Vos réactions
Harper et ses manigances à l'américaine,
Le Partenariat Asie-Pacifique, une solution de rechange à Kyoto?
Certainement pas! Ce Partenariat n'est qu'une façon de se défiler en se donnant bonne conscience.
* Le Partenariat Asie-Pacifique ne fait qu'engager ses signataires à faire des efforts pour réduire les gaz à effet de serre.
* Quels efforts? pour obtenir quels résultats? d'ici quand? on ne le sait pas. Ce Partenariat ne contient aucune cible ni aucun échéancier.
Les États-Unis, le Japon, l'Inde, la Chine, la Corée du Sud, et l'Australie ont signé ce Partenariat.
Aujourd'hui, sous prétexte de s'inspirer des Américains dans le domaine de l'environnement, le gouvernement Harper veut y adhérer. Désolé monsieur Harper, mais l'approche américaine n'a rien d'un modèle à suivre en matière de lutte aux changements climatiques.
La Partenariat Asie-Pacifique ne s'appuie que sur la technologie afin de lutter contre les changements climatiques. Il n'impose aucune contrainte de réductions des gaz à effet de serre et aucun échéancier précis. Par ailleurs, ses membres ne se rencontrent que très sporadiquement. Bref, ce comité n'est qu'une façade pour permettre à ses pays-membres de se justifier de poursuivre leurs émissions en repoussant le problème sur le dos des autres pays et sur celui des prochaines générations.

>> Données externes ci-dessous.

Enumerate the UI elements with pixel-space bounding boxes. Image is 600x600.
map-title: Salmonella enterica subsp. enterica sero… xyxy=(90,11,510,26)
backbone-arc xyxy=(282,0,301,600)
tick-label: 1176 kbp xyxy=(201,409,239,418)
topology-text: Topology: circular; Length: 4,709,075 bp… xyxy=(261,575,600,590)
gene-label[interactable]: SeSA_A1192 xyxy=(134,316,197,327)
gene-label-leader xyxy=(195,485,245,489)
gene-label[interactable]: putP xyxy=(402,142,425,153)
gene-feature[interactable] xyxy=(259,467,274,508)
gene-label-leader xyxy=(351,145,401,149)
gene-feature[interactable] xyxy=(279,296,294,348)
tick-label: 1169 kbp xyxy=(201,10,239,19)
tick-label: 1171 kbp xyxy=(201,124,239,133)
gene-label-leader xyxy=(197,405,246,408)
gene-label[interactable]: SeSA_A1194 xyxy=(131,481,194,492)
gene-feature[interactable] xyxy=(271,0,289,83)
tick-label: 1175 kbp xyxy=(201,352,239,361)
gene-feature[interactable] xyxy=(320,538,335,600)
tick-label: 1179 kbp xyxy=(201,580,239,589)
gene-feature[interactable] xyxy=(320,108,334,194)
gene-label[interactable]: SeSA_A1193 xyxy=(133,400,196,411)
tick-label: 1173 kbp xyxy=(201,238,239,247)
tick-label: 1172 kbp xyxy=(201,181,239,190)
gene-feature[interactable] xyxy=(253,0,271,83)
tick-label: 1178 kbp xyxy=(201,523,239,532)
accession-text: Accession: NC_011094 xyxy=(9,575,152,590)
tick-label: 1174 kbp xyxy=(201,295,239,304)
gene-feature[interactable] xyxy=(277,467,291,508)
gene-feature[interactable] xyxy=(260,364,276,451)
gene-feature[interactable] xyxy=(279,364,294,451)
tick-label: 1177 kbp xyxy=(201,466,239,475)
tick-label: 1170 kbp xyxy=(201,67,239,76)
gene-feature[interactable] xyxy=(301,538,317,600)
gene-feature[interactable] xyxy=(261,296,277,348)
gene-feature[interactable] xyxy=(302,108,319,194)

Le gouvernement Harper a toujours manifesté son hostilité à se conformer aux objectifs de Kyoto et c'est pourquoi nous avons exprimé à de nombreuses reprises, en comité parlementaire, notre immense préoccupation à la perspective de voir Stephen Harper se défiler de ses obligations pour joindre le groupe des adversaires de Kyoto. L'AP-6, ce n'est pas une porte de sortie acceptable. Stephen Harper nous montre encore une fois qu'il n'a que faire de la volonté des Québécoises et des Québécois, pour qui la lutte aux changements climatiques est un enjeu de premier plan », a poursuivi Bernard Bigras.